Never forget the important life lesson I mentioned earlier—how the ups don’t last long. There’s always something—as my dad used to say, a fly in the ointment, a skunk at the picnic, a turd in the punch bowl, an African American in the woodpile, some unauthorized foreign tenant hiding in the attic. He was a loyalty guy, my dad, and I’m a loyalty guy. So right after I gave Gorsuch one of the greatest jobs in America—only $244,000, but no mandatory retirement—so times forty years that’s $10 million—plus book money, speech money, probably endorsement money, summers completely off—the guy comes back to Washington, at our expense, and starts telling senators he finds my criticism of judges who let terrorists into America “disheartening” and “demoralizing.” Could you believe that? He even did it on the same day the judges at the worst appeals court went against us—judges out west, where he’s from, by the way. I was very, very disappointed. Majorly disappointed. In fact, I went back to our vetting file on Neil and thought about putting a certain very interesting item into a tweet. But then I decided against it. Because I’m a nice guy, and Justice Gorsuch is our guy, and I wanted the win for America. Although now he knows I know about that interesting item from 1988. So we’re good, I’m sure we’re good.

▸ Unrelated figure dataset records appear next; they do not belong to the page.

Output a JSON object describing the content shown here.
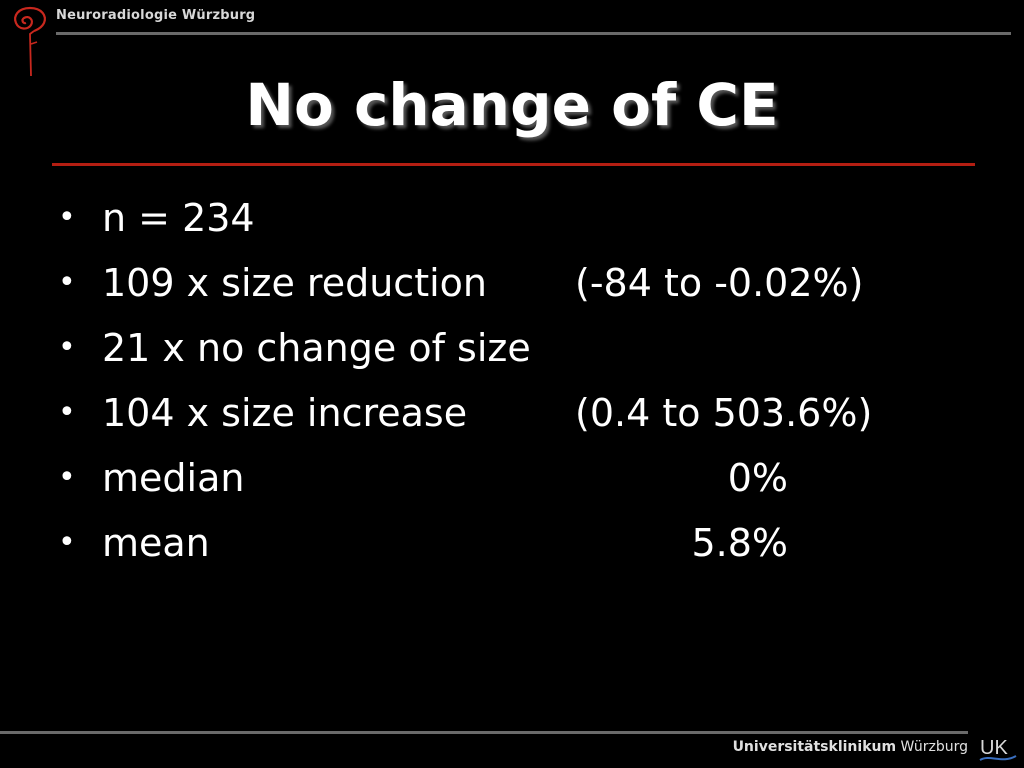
{
  "header": {
    "title": "Neuroradiologie Würzburg"
  },
  "slide": {
    "title": "No change of CE",
    "bullets": [
      {
        "text": "n = 234",
        "range": "",
        "value": ""
      },
      {
        "text": "109 x size reduction",
        "range": "(-84 to -0.02%)",
        "value": ""
      },
      {
        "text": "21 x no change of size",
        "range": "",
        "value": ""
      },
      {
        "text": "104 x size increase",
        "range": "(0.4 to 503.6%)",
        "value": ""
      },
      {
        "text": "median",
        "range": "",
        "value": "0%"
      },
      {
        "text": "mean",
        "range": "",
        "value": "5.8%"
      }
    ]
  },
  "footer": {
    "brand_bold": "Universitätsklinikum",
    "brand_regular": " Würzburg",
    "logo_text": "UK"
  },
  "colors": {
    "accent_rule": "#b41e12",
    "background": "#000000",
    "text": "#ffffff"
  }
}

KELLYANNE SAYS that since I’d spent two entire weeks as president, all at the White House, it was okay to head down to Florida for the weekend. Headed there now. I’m in Air Force One’s Oval Office. Which is tight, and not an oval, but at least it now has a new large-screen TV with a fantastic remote control, state of the art. Soon I’ll be at my Mar-a-Lago, getting the tan back up where it belongs, surrounded by my hundreds of longtime loyal members, all my longtime loyal employees—although I’m going to have Rodrigo start flying back and forth, to be a steward at both White Houses, the old one and the fantastic Southern one. With his Philippines background, it seems like he’d be a perfect fit down there, with the palm trees and the ocean and the Spanish and the heat, and all the constant lawn care.
And tomorrow, instead of sitting down to some meeting at 9 a.m., with everybody trying to show how serious and smart they are, I’ll be teeing off at Trump International Golf Club, which has twenty-seven holes, no two alike and the highest elevation of any course in the State of Florida, a fantastic course, where I’ve won the club championship three times so far. I own the club, which is only twenty minutes away from the Southern White House, which I also own. Which I mention because it means that, in addition to being a perfect place for any American to hold weddings and corporate meetings and experience the Trump lifestyle, Trump International will be a perfect venue for making great trade and world peace deals with visiting world leaders—deals that benefit you, the forgotten Americans. Win-win-win.
Also, I’m very much looking forward to spending the weekend with my beautiful wife and our top-notch son for the first time in weeks, which will be great, since I miss them both very much, of course. The First Lady has not been to the White House since the inauguration, partly because she has been working hard preparing a new lawsuit against the terrible English newspaper that printed horrible, vicious, disgusting, very untrue lies about how she earned her living when she was younger—lies that have harmed her unique, once-in-a-lifetime opportunity, as an extremely famous and well-known person, to launch a broad-based commercial brand in multiple product categories, including apparel, shoes, jewelry, timepieces, cosmetics, hair and skin care, fragrance, body scrubs and muds, financial services, dairy substitutes, antifungals, major appliances, auto repair, and sandwich bags, each of which could have garnered multimillion-dollar business relationships for a multiyear term in which she will be one of the most photographed women in the world. But despite all of that, as well as her time-consuming primary custodial responsibility for our fantastic son, my wife will be joining me at the White House for a great event in eleven days, as First Lady. After that, she’ll probably spend at least one night at the Executive Mansion every nine to eleven days through the first and second quarters, as the mood strikes her.
Saturday I got to spend five hours on the course. Turns out, when you’re president, the trip from Mar-a-Lago across the bridge on Southern Boulevard to Trump International is only fifteen minutes. Shot a sixty-seven, five under par, which I must honestly tell you is an incredible score, an unbelievable score. I feel like a new man. “You mean ‘incredible’ and ‘unbelievable’ like ‘not true’?” my youngest son asked when I got home to Mar-a-Lago. He wasn’t smiling, so I don’t think he was making fun of me.